I like to think I have a lot of friends and that I am a good friend. I also like to think that God is my friend.

Sunday, March 6, 2011

hey that hurts!

this past week I was reminded of something I had read in a book about a year ago, and I was surprised to learn I hadn't written it down anywhere. last winter semester I was in a cognitive neuroscience class that required us to read a book about phantom limbs, limbs that have been severed from one's body. even though these people are missing limbs, many of them still feel the limb. for example one might feel that their missing arm is itching or in pain. this can be an excruciating experience given that they cannot do anything to ease the suffering.

example of what I'm talking about: http://pann.nate.com/video/212461511

the book gives several theories as to why something like this would happen. one that is very briefly fleshed out explains that we often think our brains are limited to our body's experience, but this isn't necessarily true. there are several different simple experiments you can do to trick your brain into thinking any innanate object is an extension of your body. (given that its been a year I'm a little bit hazy about these details.) for example you can place one of your hands on top of a table and the other directly underneath it. have a second person gently caress the top of your hand above the table. after a minute or so remove the hand on top of the table as the second person continues to make the same caressing motions, but on the surface of the table. after a minute or so remove the second hand from underneath the table as the second person continues to do the same motion. if done correctly, when the second hand is removed you should/could feel the carassing that is being done to the table.

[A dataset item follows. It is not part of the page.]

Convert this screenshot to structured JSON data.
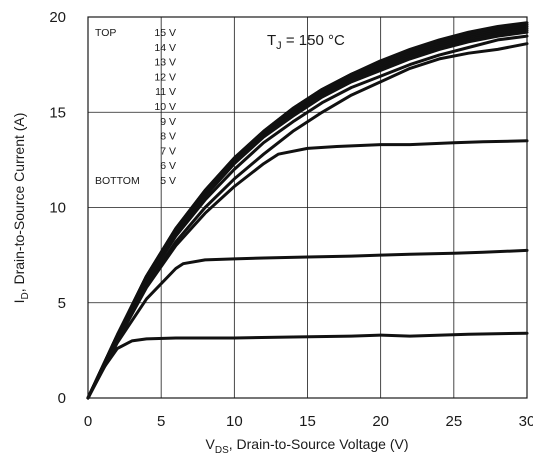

i did this experiment once and felt like it "kind of worked". the author of the book explained how they did this to someone in one of their labs and then brought in a person with a hammer and with it, acted as if he was going to pound the table. the subject of the experiment wigged out, he thought the guy was going to hit his hand! whether or not this actually works it creates some interesting ideas. despite the fact that the object isn't directly connected to the brain via neuron pathways the brain has designated a portion of itself to feel for the object as if it were.

i wonder if this is connected to the Atonement. how did and is Christ able to vicariously experience our pain and suffering (and joys)? becoming one with the Savior is an interesting idea.

we know that we as humans do not use our brains to their fullest capacity, could it be that our brain isn't used to its fullest capacity because its not all for us? it's not for our experience, but to process and feel the experiences for those around us?

i really like the idea that our experience is not limited to our bodies. for any of those interested about this concept i'd recommend reading "Johnathon Livingston Seagull" by Richard Bach. it's a short, but great book.